Public transit ridership is at 1956 levels, as people choose non-transit travel 97.7% of the time

March 11, 2014

An Associated Press story appearing in newspapers across the country trumpets that ridership on public transportation is about the same as it was in the 1950s, leading to enthusiastic “Transit ridership highest since 1956!” headlines.  However, the study failed to account for the growth in population, or to look at public transportation’s market share, the percentage of daily trips that are on transit.

In 1956, the United States had a population of 170 million people. In 2014 our country is home to 315 million people.  Population has increased by 85% since 1956, but public transit’s overall ridership remains unchanged.

Also, in 1956, Vehicle Miles Traveled (VMT) in the U.S. was 237 billion miles.  In 2012, it was 2,954 billion miles, a 1,150% growth in the number of miles people travel.  While public transit ridership is at the 1950s level of ridership, transit trips as a percentage of total trips declined dramatically. The Federal Highway Administration reports the average household takes 3,466 total person trips in a year.  Of those trips, only 66 are on transit, equal to less than 2% of household trip demand. In Washington state, transit ridership accounts for approximately 2.3% of total trips made by the public.  

While the Associated Press thinks its news that total transit ridership is at 1956 levels, when people leave their homes today, they choose a non-public transit form of travel 97.7% of the time.

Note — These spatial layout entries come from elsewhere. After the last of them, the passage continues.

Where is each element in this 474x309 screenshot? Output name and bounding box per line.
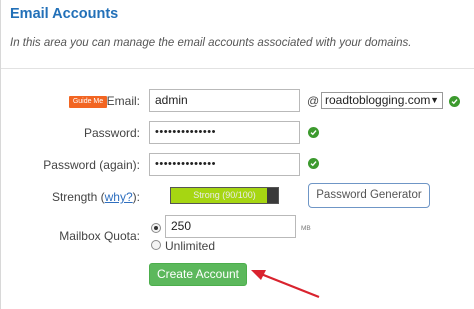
password-again-label: Password (again): — [43, 158, 140, 172]
create-account-button[interactable]: Create Account — [149, 263, 247, 286]
guide-me-badge[interactable]: Guide Me — [69, 96, 107, 108]
email-valid-check-icon — [449, 96, 460, 107]
strength-label: Strength (why?): — [52, 190, 140, 204]
password-input[interactable]: •••••••••••••• — [149, 121, 300, 144]
password-label: Password: — [83, 126, 140, 140]
quota-input[interactable]: 250 — [165, 215, 296, 238]
quota-unit: MB — [301, 225, 311, 232]
strength-label-text: Strength ( — [51, 190, 105, 204]
quota-limited-radio[interactable] — [151, 223, 161, 233]
quota-unlimited-radio[interactable] — [151, 240, 161, 250]
section-description: In this area you can manage the email ac… — [10, 37, 412, 49]
at-symbol: @ — [307, 94, 320, 108]
quota-unlimited-label: Unlimited — [165, 239, 216, 253]
domain-select-value: roadtoblogging.com — [325, 93, 431, 107]
email-accounts-panel: Email Accounts In this area you can mana… — [0, 0, 474, 309]
password-valid-check-icon — [308, 127, 319, 138]
chevron-down-icon: ▼ — [430, 95, 439, 105]
strength-label-end: ): — [132, 190, 140, 204]
divider — [1, 68, 474, 69]
password-again-valid-check-icon — [308, 158, 319, 169]
password-generator-button[interactable]: Password Generator — [308, 183, 430, 208]
strength-meter: Strong (90/100) — [170, 187, 279, 204]
strength-meter-text: Strong (90/100) — [193, 190, 256, 200]
domain-select[interactable]: roadtoblogging.com ▼ — [321, 92, 443, 109]
password-again-input[interactable]: •••••••••••••• — [149, 153, 300, 176]
red-arrow-icon — [251, 270, 320, 299]
mailbox-quota-label: Mailbox Quota: — [59, 229, 140, 243]
strength-why-link[interactable]: why? — [105, 190, 133, 204]
email-label: Email: — [106, 94, 140, 108]
page-title: Email Accounts — [10, 6, 119, 22]
email-input[interactable]: admin — [149, 89, 300, 112]
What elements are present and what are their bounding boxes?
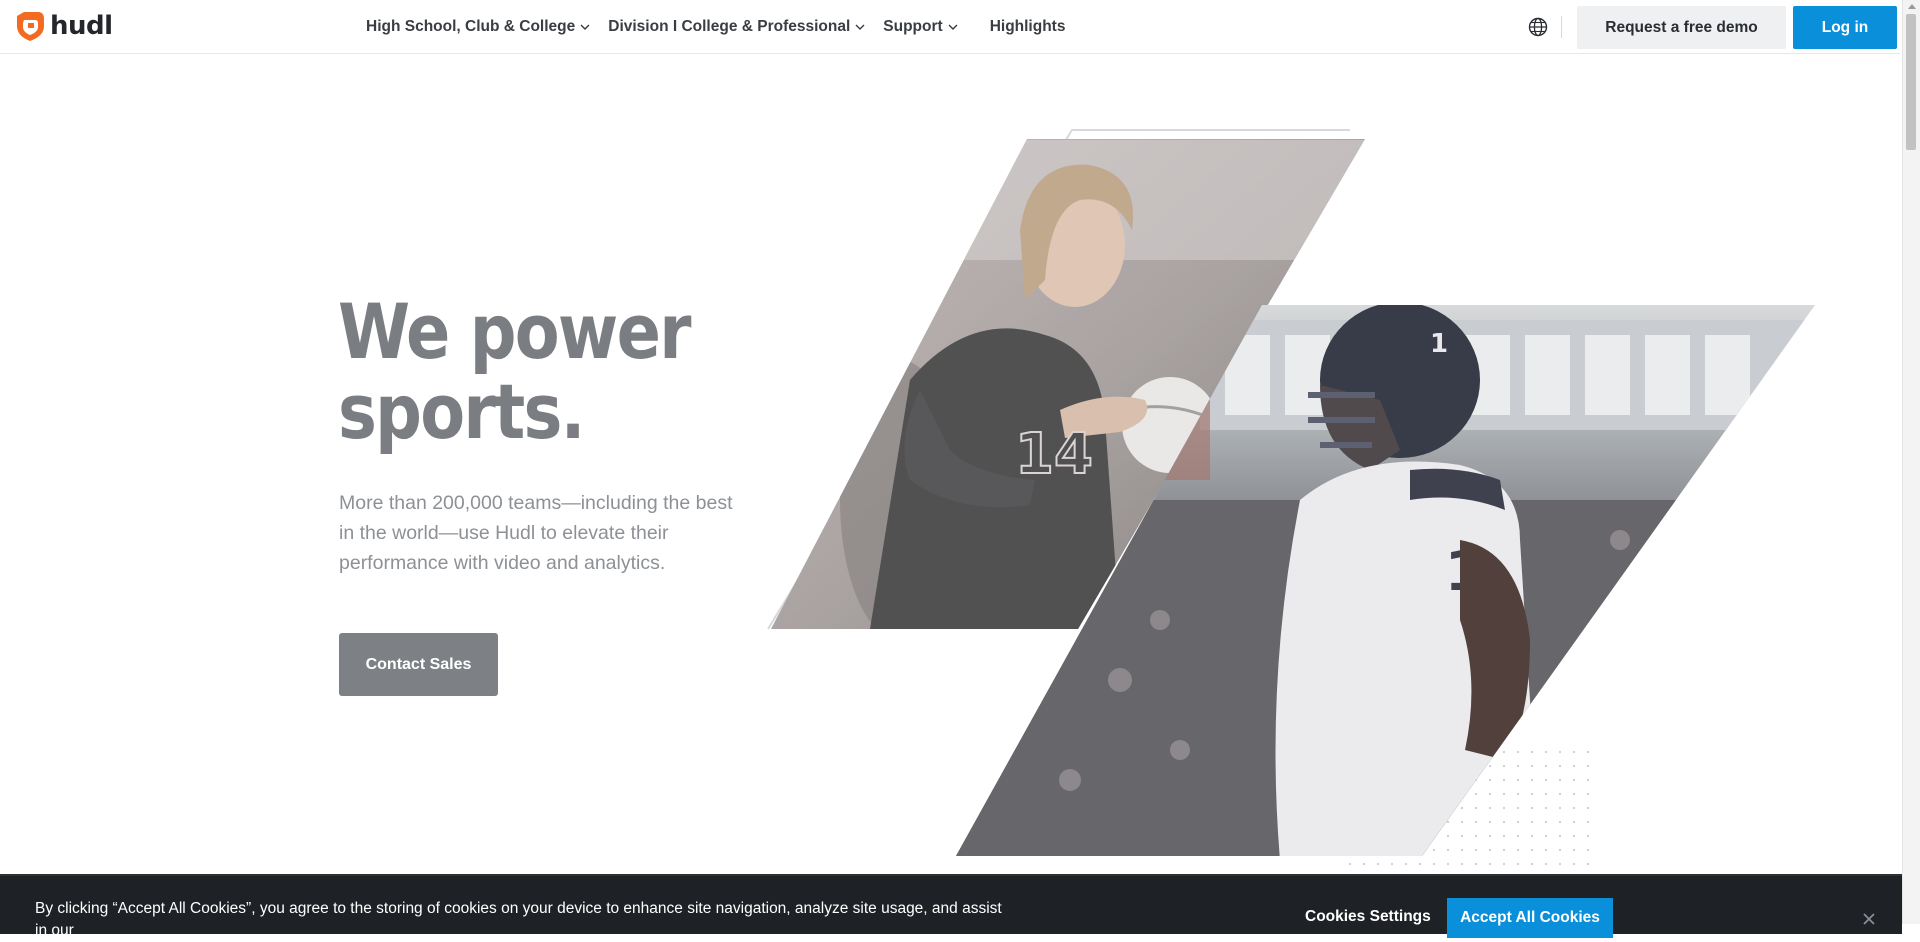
login-button[interactable]: Log in	[1793, 6, 1897, 49]
hero-description: More than 200,000 teams—including the be…	[339, 492, 733, 574]
hero-title: We power sports.	[338, 292, 699, 452]
hudl-logo[interactable]: hudl	[14, 10, 113, 42]
nav-label: Highlights	[989, 18, 1066, 35]
chevron-down-icon	[855, 24, 865, 30]
nav-highlights[interactable]: Highlights	[990, 18, 1066, 36]
globe-icon[interactable]	[1528, 17, 1548, 37]
contact-sales-button[interactable]: Contact Sales	[339, 633, 498, 696]
main-nav: High School, Club & College Division I C…	[366, 0, 1083, 54]
hero-title-line2: sports.	[338, 367, 585, 456]
nav-division-i-professional[interactable]: Division I College & Professional	[608, 18, 865, 36]
site-header: hudl High School, Club & College Divisio…	[0, 0, 1900, 54]
logo-wordmark: hudl	[50, 11, 113, 41]
nav-high-school-club-college[interactable]: High School, Club & College	[366, 18, 590, 36]
nav-support[interactable]: Support	[883, 18, 958, 36]
accept-all-cookies-button[interactable]: Accept All Cookies	[1447, 898, 1613, 938]
hero-title-line1: We power	[338, 287, 691, 376]
nav-label: High School, Club & College	[366, 18, 576, 35]
cookie-banner: By clicking “Accept All Cookies”, you ag…	[0, 874, 1902, 939]
header-divider	[1561, 16, 1562, 38]
hudl-logo-icon	[17, 12, 44, 41]
scroll-thumb[interactable]	[1906, 14, 1916, 150]
scroll-up-arrow-icon[interactable]	[1908, 4, 1916, 9]
chevron-down-icon	[580, 24, 590, 30]
hero-image-collage: 14 1 1	[767, 129, 1815, 870]
page-scrollbar[interactable]	[1902, 0, 1920, 924]
nav-label: Support	[883, 18, 943, 35]
cookies-settings-button[interactable]: Cookies Settings	[1305, 908, 1431, 926]
request-demo-button[interactable]: Request a free demo	[1577, 6, 1786, 49]
chevron-down-icon	[948, 24, 958, 30]
cookie-consent-text: By clicking “Accept All Cookies”, you ag…	[35, 900, 1002, 939]
nav-label: Division I College & Professional	[608, 18, 851, 35]
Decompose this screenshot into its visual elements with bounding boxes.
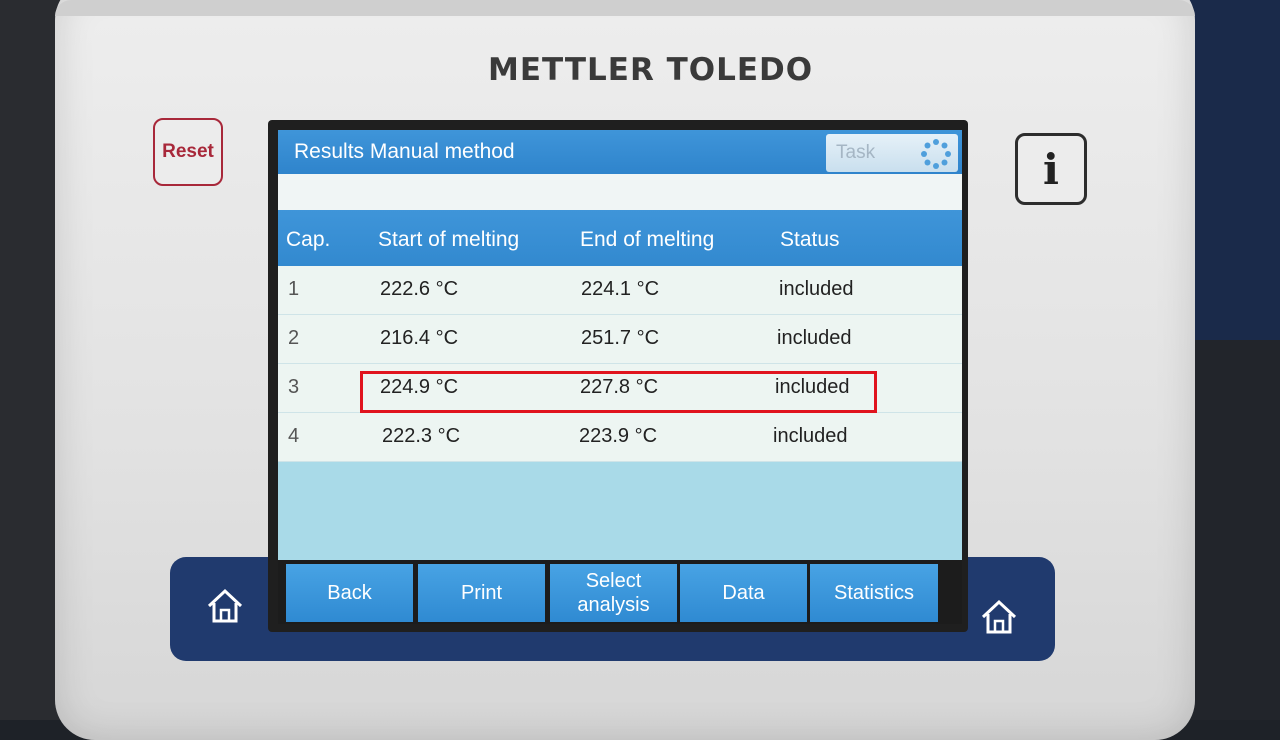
cap-cell: 1: [288, 278, 300, 300]
col-end-of-melting: End of melting: [580, 228, 715, 251]
home-left-icon[interactable]: [202, 583, 248, 629]
back-button[interactable]: Back: [286, 564, 413, 622]
statistics-button[interactable]: Statistics: [810, 564, 938, 622]
start-cell: 222.3 °C: [382, 425, 461, 447]
table-header: Cap. Start of melting End of melting Sta…: [278, 210, 962, 266]
col-cap: Cap.: [286, 228, 331, 251]
spinner-icon: [921, 139, 951, 169]
highlight-box: [360, 371, 877, 413]
background-left: [0, 0, 60, 720]
home-right-icon[interactable]: [976, 594, 1022, 640]
start-cell: 216.4 °C: [380, 327, 459, 349]
title-bar: Results Manual method Task: [278, 130, 962, 174]
data-button[interactable]: Data: [680, 564, 807, 622]
status-cell: included: [777, 327, 852, 349]
select-analysis-button[interactable]: Select analysis: [550, 564, 677, 622]
status-cell: included: [779, 278, 854, 300]
table-row[interactable]: 1 222.6 °C 224.1 °C included: [278, 266, 962, 315]
sub-bar: [278, 174, 962, 210]
end-cell: 251.7 °C: [581, 327, 660, 349]
table-row[interactable]: 4 222.3 °C 223.9 °C included: [278, 413, 962, 462]
col-status: Status: [780, 228, 840, 251]
brand-logo: METTLER TOLEDO: [488, 52, 814, 88]
task-label: Task: [836, 142, 876, 163]
end-cell: 224.1 °C: [581, 278, 660, 300]
top-strip: [55, 0, 1195, 16]
touchscreen: Results Manual method Task Cap. Start of…: [278, 130, 962, 624]
home-icon: [207, 588, 243, 623]
cap-cell: 4: [288, 425, 300, 447]
cap-cell: 2: [288, 327, 300, 349]
reset-button[interactable]: Reset: [153, 118, 223, 186]
col-start-of-melting: Start of melting: [378, 228, 520, 251]
select-analysis-line1: Select: [585, 570, 642, 592]
cap-cell: 3: [288, 376, 300, 398]
table-row[interactable]: 2 216.4 °C 251.7 °C included: [278, 315, 962, 364]
end-cell: 223.9 °C: [579, 425, 658, 447]
info-button[interactable]: i: [1015, 133, 1087, 205]
start-cell: 222.6 °C: [380, 278, 459, 300]
print-button[interactable]: Print: [418, 564, 545, 622]
screen-title: Results Manual method: [294, 140, 515, 163]
task-button[interactable]: Task: [826, 134, 958, 172]
status-cell: included: [773, 425, 848, 447]
select-analysis-line2: analysis: [577, 594, 650, 616]
home-icon: [981, 599, 1017, 634]
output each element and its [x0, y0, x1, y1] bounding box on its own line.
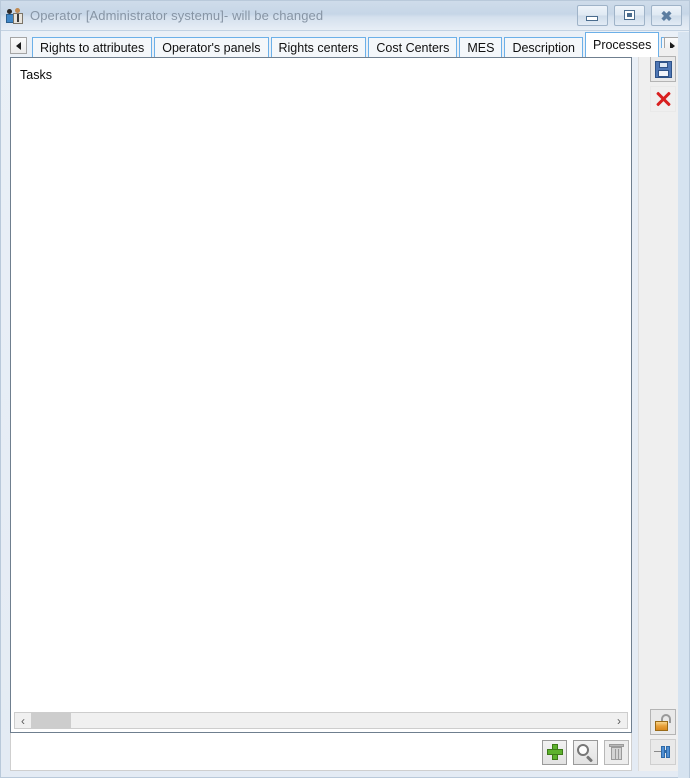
- floppy-disk-icon: [654, 60, 672, 78]
- tab-description[interactable]: Description: [504, 37, 583, 57]
- scrollbar-thumb[interactable]: [31, 713, 71, 728]
- scrollbar-track[interactable]: [31, 713, 611, 728]
- plus-icon: [546, 744, 563, 760]
- people-icon: [6, 7, 24, 24]
- pin-button[interactable]: [650, 739, 676, 765]
- pin-icon: [654, 745, 672, 759]
- right-sidebar: [638, 48, 683, 771]
- tasks-grid[interactable]: Tasks: [14, 61, 628, 705]
- application-window: Operator [Administrator systemu]- will b…: [0, 0, 690, 778]
- tab-list: Rights to attributes Operator's panels R…: [32, 32, 664, 57]
- magnifier-icon: [577, 743, 594, 763]
- trash-icon: [609, 744, 624, 760]
- save-button[interactable]: [650, 56, 676, 82]
- minimize-icon: [586, 16, 598, 21]
- close-icon: ✖: [660, 7, 673, 24]
- maximize-icon: [624, 10, 635, 20]
- tab-mes[interactable]: MES: [459, 37, 503, 57]
- tab-strip: Rights to attributes Operator's panels R…: [1, 31, 689, 57]
- tab-rights-to-attributes[interactable]: Rights to attributes: [32, 37, 153, 57]
- maximize-button[interactable]: [614, 5, 645, 26]
- window-controls: ✖: [577, 5, 682, 26]
- cancel-button[interactable]: [650, 86, 676, 112]
- red-x-icon: [655, 91, 671, 107]
- add-button[interactable]: [542, 739, 567, 765]
- tab-cost-centers[interactable]: Cost Centers: [368, 37, 458, 57]
- tab-operators-panels[interactable]: Operator's panels: [154, 37, 269, 57]
- search-button[interactable]: [573, 739, 598, 765]
- scroll-right-icon[interactable]: ›: [611, 713, 627, 728]
- tab-rights-centers[interactable]: Rights centers: [270, 37, 367, 57]
- minimize-button[interactable]: [577, 5, 608, 26]
- chevron-left-icon: [16, 41, 21, 50]
- open-padlock-icon: [654, 713, 672, 731]
- delete-button[interactable]: [604, 739, 629, 765]
- processes-panel: Tasks ‹ ›: [10, 57, 632, 733]
- title-bar: Operator [Administrator systemu]- will b…: [1, 1, 689, 31]
- tab-processes[interactable]: Processes: [584, 32, 660, 57]
- horizontal-scrollbar[interactable]: ‹ ›: [14, 712, 628, 729]
- tab-scroll-left-button[interactable]: [10, 37, 27, 54]
- window-title: Operator [Administrator systemu]- will b…: [30, 8, 324, 23]
- tasks-column-header: Tasks: [20, 68, 52, 82]
- close-button[interactable]: ✖: [651, 5, 682, 26]
- scroll-left-icon[interactable]: ‹: [15, 713, 31, 728]
- panel-toolbar: [10, 735, 632, 769]
- window-edge-strip: [678, 32, 689, 778]
- unlock-button[interactable]: [650, 709, 676, 735]
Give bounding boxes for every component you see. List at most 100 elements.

The article was based on a press release from the American Public Transportation Association. The study says that ridership on public transportation in the U.S. grew by 115.2 million trips last year. However, New York’s subway system carried 106.3 million of those additional trips. 8.9 million trips were added in the rest of the nation combined, amounting to a growth of .1% in public transportation ridership outside of New York’s subway system.